Ineluctably, there attaches to Heidegger’s work and person their involvement with National Socialism. Though perhaps less committed than that of Plato to the tyrant of Syracuse, though cer­tainly less engaged than was Sartre’s Stalinism and Maoism, Heidegger’s performance during the ten months following Hitler’s assumption of power in 1933, and his silence after 1945, induce a particular nausea. It is the dimension of the work, the aura of the persona which render unavoidable the question as to whether or not Heideggerian thought and discourse are infected at the root. The life cannot be simply dissociated from the great archipelago of the Werk.   
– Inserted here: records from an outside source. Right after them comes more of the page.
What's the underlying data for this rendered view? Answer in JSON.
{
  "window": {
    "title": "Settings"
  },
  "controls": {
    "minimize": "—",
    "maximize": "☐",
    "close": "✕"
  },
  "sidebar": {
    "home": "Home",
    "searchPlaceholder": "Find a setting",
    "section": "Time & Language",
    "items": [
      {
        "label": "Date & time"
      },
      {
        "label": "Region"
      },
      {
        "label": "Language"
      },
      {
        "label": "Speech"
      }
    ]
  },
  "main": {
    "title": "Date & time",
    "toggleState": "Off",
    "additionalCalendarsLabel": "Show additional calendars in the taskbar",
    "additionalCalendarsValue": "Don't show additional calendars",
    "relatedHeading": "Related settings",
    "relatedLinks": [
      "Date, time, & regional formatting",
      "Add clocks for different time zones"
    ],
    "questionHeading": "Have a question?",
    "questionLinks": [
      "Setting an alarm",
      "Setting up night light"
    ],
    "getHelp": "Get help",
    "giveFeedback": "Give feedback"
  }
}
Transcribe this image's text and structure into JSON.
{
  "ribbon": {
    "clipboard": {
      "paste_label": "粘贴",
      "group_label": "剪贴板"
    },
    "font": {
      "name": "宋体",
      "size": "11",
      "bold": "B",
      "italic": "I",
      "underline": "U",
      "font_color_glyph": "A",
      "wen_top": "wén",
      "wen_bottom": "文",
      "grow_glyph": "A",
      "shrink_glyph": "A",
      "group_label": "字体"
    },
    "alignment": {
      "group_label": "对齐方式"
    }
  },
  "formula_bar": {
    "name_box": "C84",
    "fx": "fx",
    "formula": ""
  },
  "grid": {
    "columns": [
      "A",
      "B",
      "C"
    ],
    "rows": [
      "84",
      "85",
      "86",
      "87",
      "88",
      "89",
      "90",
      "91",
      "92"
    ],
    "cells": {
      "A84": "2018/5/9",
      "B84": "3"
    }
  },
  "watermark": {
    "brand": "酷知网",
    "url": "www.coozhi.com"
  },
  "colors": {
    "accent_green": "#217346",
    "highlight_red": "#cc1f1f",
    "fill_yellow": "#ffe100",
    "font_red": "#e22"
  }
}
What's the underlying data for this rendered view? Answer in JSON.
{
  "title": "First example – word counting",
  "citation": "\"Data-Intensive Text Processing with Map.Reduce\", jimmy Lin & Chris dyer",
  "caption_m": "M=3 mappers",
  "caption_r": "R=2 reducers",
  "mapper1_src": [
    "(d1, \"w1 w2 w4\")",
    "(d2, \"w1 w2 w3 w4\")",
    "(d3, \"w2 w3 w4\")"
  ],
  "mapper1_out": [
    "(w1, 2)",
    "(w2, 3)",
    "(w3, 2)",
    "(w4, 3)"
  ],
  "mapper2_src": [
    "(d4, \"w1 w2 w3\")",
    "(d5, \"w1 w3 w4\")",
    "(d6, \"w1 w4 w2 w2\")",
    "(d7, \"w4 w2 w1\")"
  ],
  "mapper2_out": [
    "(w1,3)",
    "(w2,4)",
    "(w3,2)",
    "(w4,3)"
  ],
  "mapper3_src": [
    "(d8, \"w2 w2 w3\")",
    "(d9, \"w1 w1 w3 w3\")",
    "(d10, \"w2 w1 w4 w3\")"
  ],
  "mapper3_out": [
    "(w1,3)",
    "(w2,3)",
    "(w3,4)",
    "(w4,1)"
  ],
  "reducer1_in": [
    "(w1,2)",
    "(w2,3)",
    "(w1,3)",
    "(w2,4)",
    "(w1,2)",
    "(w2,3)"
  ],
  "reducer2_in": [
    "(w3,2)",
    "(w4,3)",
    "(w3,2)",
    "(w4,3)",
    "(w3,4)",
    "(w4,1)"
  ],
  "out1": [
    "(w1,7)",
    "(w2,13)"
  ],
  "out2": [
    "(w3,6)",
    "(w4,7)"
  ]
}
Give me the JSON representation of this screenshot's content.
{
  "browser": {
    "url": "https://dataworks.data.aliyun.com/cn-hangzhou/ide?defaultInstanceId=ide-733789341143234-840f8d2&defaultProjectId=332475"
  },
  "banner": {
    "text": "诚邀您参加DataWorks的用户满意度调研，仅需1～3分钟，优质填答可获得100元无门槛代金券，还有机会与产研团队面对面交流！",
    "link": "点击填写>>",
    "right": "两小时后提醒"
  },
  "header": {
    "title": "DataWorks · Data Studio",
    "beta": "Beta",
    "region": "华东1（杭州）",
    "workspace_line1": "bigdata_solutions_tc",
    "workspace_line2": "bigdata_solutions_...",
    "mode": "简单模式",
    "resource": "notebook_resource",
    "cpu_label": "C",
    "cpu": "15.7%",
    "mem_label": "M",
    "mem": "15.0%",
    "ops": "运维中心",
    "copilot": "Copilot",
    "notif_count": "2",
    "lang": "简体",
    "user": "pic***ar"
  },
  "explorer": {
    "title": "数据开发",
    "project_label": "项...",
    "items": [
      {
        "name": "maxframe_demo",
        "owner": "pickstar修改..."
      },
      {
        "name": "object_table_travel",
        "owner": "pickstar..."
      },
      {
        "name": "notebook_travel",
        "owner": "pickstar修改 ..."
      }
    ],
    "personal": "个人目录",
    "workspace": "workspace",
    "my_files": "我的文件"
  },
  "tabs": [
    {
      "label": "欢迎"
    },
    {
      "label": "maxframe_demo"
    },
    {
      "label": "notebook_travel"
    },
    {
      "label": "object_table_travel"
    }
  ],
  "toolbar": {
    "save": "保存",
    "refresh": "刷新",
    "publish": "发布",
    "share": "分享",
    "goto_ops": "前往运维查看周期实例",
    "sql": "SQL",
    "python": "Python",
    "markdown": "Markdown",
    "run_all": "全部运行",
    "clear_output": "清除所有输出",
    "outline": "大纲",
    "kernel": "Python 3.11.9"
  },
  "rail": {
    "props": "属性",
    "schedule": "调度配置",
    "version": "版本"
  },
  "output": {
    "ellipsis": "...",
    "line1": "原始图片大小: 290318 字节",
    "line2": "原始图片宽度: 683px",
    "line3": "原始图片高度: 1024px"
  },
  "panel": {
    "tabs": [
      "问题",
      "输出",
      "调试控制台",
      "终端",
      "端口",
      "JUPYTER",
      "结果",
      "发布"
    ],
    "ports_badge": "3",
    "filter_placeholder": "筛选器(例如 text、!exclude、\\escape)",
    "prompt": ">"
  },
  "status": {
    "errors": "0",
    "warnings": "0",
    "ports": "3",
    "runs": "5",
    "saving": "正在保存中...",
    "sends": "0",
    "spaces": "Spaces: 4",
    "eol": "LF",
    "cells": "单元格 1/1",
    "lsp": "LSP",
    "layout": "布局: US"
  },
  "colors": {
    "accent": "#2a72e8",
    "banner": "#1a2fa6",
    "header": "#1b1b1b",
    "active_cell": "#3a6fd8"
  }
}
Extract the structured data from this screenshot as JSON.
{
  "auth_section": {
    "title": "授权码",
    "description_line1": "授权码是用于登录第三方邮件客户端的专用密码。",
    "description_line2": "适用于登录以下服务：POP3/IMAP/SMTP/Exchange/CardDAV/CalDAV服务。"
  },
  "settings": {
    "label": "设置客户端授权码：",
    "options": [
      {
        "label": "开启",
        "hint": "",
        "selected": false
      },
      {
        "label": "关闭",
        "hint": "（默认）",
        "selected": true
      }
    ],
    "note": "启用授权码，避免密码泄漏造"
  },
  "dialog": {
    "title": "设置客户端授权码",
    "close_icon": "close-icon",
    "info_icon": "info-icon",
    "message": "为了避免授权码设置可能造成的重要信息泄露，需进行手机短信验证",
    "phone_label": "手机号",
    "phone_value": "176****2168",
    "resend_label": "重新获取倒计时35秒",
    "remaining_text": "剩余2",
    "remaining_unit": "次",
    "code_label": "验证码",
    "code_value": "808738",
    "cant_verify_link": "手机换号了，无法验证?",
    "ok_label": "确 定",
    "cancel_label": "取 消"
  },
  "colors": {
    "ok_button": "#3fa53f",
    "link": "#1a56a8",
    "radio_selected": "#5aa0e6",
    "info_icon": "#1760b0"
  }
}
Does this meshing justify the mounting interest, by no means innocent of prurience and journalistic kitsch, in the relationship between Hannah Arendt and Martin Heidegger? The celebrity of the protagonists, the wider political and philosophic circumstance do make for a special case. But I am not certain that this “frank­ness as never before” (Pound’s clairvoyant phrase) does not violate legitimate privacies. To intimates, to a small circle round Arendt and her confidante, Mary McCarthy, in Manhattan, to such witnesses as Karl Jaspers and Paul Tillich, the affair, at least in its outlines, was long known. These res privatae were made public in 1982 in Elizabeth Young-Bruehl’s often worshipful biography, Hannah Arendt: For love of the world. That book alluded to the survival of a major correspondence, preserved at the National Literary Archive in Marbach, but closed to inspection and publication. For reasons which still remain opaque, Mary McCarthy, one of the executors of the Arendt Literary Trust, allowed access to the material, though on the proviso that Heidegger’s letters could not be directly quoted. The consequence was the publication, in 1995, of Hannah Arendt, Martin Heidegger, a narra­tive unfortunate in almost every respect (see my review, TLS, October 13, 1995), but widely noticed. Faced with a plethora of gossip, fore­seeing such fictions as Catherine Clement’s Martin et Hannah (gossip used with adroit intel­ligence), Hermann Heidegger, son and editor, has chosen now to release these Briefe 1925-1975 well before the originally intended deadline in the coming millennium.